Or: Southern Comfort
Not long ago, when I was still uncertain whether this play was a TYA show about anthropomorphic forest critters or a dark southern drama (spoiler: it’s very much the latter), I was out a’wondering past the barber theater when I heard a beleaguered moan, “and soon I’ll have no time to do anything, I’ll be consumed by Little Foxes”. ‘What a charming notion’ thought I, thinking about a ticklish end by way of a thousand nibbles. Now, having seen the show, I can still see how the verb consumed still applies, though now it brings to mind a stinking scrabble of orange fur and white teeth as the skulk of the Hubbard family seeks to tear down the world and take what they think they deserve.
It is the hight of the gilded age and in the south the nouveau riche are rising up from the ashes of the old aristocratic plantations, putting on airs, seeing the world, keeping the blacks in the fields and under their thumbs, and generally ascribing to the good ol values of “shoot it, stuff it, or marry it.” The worst, or simply smartest, of these is the Hubbard clan: Regina (Victoria Cano) Oscar (Jake Drummond) and Ben (Daniel Chenard) who together have paved the way to building a cotton mill in town, thus looking to be millionaires overnight and find a whole new market of people to swindle and cheat. The only problem with their plan is Regina’s husband Horace (Garrett Baer), up at John Hopkins for a debilitating heart condition, hasn’t backed his wife’s share of the capital. While sending her daughter Alexandra (Juli Del Prete) to fetch her husband home, Regina decides to move in on her own brothers shares: devilish machinations ensue all-round.
Director Jerrell Henderson makes full use of the roundness of action in this pre-August:Osage County puzzler. He has an excellent sense for finding the beats in the syrupy sweet or bitterly sharp exchanges of one character interpreting another and their fall out on other individuals in the room. His new fully fleshed world is accentuated by Sarah Watkins set, which goes for a deep effect of the house as well as attending to all the little intricacies before us; Kevin O’Donnell’s sound design of rushing, mocking jazz, and Caitlin McLeod’ sumptuous costumes of the era of gilded magnolias.
If only Henderson and his cast had spent a touch more time on accents. The ensemble is every man and dame jack seated deep in their performances and in their time, but the accents present either a quagmire to be stuck in or an obstacle to painfully o’er leap. Chenard’s Ben Hubbard, who could give Lucifer seminars in temptation, is delight to watch with his easing his way with fluid and commanding gestures and a treasure trove of fine sayings. His performance is only marred by choking off his voice with an iron ring of an accent, sounding a bit more like Scott’s Moriarty than Calvin Candy. But in moments of heat or terror his voice drops down into a more natural pitch, and the southern vowels spread out into a dark and exciting pool of peril, cloaking Ben’s suavity “like the very darkness”.

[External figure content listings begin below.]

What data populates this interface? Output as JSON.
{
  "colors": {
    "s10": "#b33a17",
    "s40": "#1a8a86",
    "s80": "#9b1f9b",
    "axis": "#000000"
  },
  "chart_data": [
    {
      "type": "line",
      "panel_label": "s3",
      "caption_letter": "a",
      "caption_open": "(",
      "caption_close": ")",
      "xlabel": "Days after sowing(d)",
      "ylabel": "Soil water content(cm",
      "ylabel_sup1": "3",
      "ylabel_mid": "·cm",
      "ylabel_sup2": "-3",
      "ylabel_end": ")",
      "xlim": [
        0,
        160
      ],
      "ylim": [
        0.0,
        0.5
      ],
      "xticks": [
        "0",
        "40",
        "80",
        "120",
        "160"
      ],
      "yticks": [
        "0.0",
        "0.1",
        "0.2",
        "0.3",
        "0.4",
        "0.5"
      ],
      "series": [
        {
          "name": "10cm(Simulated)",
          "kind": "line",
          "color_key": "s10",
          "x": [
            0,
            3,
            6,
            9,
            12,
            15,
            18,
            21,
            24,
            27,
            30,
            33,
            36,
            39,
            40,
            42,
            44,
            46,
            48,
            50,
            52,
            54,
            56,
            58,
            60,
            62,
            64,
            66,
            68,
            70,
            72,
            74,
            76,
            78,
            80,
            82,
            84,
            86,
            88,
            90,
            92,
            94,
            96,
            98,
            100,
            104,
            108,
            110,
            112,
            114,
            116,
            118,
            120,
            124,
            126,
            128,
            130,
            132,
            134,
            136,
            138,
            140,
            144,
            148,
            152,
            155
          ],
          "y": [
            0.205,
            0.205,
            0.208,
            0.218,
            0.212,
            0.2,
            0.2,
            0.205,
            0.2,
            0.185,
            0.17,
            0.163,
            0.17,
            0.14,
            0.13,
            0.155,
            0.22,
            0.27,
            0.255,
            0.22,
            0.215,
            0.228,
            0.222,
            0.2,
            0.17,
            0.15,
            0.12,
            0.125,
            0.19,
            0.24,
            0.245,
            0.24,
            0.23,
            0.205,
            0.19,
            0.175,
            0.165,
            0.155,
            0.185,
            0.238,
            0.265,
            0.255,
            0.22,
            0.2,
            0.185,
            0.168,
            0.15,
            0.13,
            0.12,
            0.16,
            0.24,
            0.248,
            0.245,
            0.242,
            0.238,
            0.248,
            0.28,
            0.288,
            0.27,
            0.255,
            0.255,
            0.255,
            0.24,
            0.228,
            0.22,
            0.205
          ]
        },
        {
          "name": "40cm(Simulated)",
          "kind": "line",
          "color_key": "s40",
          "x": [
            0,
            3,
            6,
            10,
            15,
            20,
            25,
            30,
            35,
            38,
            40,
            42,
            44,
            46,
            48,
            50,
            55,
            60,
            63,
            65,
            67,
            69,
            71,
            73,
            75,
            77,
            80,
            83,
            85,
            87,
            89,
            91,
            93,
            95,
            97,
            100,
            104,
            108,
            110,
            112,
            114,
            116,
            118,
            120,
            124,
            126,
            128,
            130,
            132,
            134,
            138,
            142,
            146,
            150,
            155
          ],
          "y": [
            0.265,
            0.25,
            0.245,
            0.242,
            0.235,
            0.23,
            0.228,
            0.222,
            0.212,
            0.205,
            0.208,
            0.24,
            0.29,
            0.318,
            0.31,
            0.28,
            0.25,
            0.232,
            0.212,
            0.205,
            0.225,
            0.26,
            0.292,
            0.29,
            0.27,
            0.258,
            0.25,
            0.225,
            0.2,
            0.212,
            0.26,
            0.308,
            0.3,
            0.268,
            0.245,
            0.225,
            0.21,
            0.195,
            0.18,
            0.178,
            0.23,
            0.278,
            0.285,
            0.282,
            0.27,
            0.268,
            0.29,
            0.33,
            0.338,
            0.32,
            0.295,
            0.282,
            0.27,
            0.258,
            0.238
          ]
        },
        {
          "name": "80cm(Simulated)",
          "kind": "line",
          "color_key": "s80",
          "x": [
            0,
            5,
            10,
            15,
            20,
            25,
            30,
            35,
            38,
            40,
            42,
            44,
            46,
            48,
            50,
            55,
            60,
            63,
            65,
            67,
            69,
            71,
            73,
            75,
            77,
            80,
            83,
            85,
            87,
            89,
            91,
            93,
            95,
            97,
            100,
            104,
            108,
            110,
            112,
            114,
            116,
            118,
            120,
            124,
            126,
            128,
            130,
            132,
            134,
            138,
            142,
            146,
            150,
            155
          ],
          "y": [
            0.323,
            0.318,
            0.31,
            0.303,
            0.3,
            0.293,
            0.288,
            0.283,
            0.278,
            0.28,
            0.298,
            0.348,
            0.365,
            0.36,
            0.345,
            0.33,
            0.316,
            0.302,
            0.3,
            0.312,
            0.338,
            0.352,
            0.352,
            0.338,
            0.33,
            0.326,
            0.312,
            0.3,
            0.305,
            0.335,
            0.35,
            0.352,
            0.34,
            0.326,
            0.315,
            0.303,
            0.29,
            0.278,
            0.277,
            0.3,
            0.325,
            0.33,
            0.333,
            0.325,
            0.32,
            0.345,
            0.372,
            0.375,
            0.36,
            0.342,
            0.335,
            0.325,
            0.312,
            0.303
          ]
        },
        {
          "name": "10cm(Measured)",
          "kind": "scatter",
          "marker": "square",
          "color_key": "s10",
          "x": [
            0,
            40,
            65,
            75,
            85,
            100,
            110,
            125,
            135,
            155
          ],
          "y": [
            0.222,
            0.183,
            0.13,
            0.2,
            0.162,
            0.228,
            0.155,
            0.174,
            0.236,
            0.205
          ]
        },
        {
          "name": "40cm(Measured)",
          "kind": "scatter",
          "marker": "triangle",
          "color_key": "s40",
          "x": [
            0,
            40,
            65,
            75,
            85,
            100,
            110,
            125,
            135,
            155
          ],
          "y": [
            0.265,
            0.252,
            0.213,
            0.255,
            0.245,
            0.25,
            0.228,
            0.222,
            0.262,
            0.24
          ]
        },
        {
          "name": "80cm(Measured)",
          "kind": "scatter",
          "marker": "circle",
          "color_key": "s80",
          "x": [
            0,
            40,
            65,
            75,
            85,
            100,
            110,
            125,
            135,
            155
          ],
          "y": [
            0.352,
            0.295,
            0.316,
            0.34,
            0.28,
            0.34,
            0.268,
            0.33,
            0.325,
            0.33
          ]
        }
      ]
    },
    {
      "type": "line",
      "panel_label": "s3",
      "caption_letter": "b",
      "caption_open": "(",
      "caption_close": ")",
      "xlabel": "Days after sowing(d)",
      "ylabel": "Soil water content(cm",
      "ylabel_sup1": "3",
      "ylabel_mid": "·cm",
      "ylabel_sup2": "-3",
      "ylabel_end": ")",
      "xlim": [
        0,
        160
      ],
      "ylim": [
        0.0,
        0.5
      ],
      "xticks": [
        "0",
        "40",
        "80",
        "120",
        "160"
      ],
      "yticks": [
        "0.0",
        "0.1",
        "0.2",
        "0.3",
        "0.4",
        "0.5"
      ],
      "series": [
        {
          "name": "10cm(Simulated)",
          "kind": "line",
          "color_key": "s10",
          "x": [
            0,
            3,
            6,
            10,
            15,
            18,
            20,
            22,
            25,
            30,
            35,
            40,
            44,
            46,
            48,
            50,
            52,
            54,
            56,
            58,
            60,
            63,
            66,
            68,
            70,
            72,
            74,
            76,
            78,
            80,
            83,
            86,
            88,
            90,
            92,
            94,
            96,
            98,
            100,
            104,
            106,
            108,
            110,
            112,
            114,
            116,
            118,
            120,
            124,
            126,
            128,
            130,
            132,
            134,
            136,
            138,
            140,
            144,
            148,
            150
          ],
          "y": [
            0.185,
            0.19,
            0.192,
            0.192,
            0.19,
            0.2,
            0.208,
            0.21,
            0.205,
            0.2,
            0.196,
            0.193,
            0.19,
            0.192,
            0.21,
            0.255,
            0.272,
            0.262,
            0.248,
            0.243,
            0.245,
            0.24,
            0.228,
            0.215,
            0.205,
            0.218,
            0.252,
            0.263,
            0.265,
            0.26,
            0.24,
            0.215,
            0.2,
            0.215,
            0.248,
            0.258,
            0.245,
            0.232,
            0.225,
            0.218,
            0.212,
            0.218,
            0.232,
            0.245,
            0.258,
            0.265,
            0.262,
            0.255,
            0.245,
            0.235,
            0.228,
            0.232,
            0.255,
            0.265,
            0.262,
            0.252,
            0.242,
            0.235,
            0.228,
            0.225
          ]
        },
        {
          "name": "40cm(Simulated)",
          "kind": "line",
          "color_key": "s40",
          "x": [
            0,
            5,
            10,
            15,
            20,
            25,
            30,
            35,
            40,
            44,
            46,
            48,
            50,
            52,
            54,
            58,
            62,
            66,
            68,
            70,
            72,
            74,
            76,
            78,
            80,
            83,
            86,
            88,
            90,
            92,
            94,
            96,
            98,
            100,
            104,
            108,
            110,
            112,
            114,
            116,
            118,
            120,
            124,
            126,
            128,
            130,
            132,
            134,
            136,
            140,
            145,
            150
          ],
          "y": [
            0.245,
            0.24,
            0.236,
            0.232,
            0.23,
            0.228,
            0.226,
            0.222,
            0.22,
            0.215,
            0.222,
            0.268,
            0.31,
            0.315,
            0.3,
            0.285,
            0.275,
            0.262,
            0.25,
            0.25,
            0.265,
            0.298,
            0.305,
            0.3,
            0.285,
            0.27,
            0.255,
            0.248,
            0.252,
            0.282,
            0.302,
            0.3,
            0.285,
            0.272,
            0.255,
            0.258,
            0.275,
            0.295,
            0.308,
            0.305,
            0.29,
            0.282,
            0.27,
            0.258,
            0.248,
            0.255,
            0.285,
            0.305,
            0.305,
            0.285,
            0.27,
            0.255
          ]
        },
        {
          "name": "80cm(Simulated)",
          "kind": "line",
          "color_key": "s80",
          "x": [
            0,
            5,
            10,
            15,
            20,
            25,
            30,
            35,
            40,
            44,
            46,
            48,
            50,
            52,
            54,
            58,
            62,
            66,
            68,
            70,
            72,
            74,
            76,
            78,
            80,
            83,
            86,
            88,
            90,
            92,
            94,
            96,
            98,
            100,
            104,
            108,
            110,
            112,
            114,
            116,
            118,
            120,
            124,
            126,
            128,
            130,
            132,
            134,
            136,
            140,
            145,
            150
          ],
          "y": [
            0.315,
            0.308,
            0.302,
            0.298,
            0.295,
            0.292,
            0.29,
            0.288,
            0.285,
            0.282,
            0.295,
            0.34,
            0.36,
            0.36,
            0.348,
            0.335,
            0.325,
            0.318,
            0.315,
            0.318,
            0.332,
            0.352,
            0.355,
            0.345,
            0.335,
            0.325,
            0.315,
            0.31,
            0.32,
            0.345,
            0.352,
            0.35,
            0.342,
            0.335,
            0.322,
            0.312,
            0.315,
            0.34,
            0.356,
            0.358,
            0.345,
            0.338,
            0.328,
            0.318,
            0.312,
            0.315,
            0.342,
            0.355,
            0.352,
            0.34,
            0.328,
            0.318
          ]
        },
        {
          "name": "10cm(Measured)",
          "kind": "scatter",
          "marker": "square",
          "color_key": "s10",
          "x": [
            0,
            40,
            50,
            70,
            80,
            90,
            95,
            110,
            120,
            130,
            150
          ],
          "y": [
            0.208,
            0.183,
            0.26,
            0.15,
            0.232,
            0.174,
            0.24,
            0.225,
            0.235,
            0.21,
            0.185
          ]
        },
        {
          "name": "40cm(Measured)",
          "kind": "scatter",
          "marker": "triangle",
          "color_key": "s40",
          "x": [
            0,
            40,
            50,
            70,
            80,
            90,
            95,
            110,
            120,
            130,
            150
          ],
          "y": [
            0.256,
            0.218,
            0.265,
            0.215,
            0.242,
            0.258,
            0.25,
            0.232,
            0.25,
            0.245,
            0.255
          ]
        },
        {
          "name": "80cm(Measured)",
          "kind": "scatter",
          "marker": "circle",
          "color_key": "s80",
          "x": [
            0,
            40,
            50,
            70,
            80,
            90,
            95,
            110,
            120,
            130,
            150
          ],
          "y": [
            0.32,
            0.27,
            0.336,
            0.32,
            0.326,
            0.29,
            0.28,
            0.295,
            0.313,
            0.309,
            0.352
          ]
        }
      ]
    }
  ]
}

A consistently bright note and expertly worked performance was Nicola Rinow’s portrayal of Birdie, Oscar’s abused wife, a gentle child of the old aristocracy whose life has been made a hell by the neglect of her husband and son (Ben Beatty). Often relegated to the sidelines, Rinow never falls into merely being a bystander, but always remains alert and primed to take action, which her upbringing and station prevent her from fulfilling. She shows us Birdie’s inner workings wind up in fear of her husbands blows, or give a sad turn as she sneaks a glass of port, or giddily chime as she skips about reveling in some small happiness. Christabel Donker, as Addie, the families maid, also keeps a good strong voice and subtle performance as she tries to protect those dear to her and tiptoe round the tripwires of living room conversation. But perhaps the strongest voice, and, after Rinow’s, most complex showing comes from Horace’s southern voice, whose, vowels boom out like the first bells, wardens and weapons against evil, their power so out of place in the artfully disabled and limping figure that Baer has shut himself up in. In spite of what could have become pompous pronouncement and an inhibiting characteristic Horace still comes across as deep and subtle file, scheming his own schemes at how to outwit his wife the vixen and the vermin he married into.
The Little Foxes is still “consuming”, with all the twistyness of a who-dun-it but adding the tension of a whose-gonna-do-it tale. Even a skulk of marauders can be cute at times, and the rubrics cube of their power shifts is facinating to keep up with. The story is uncomfortable, but remains enticing for through its long hours. More than transport us to a bygone era, it reminds us that good and evil are both very petty and spring from the smallest crevices of politeness or cruelty, and that the smallest actions, or nonactions, can uncork the most thorny courses.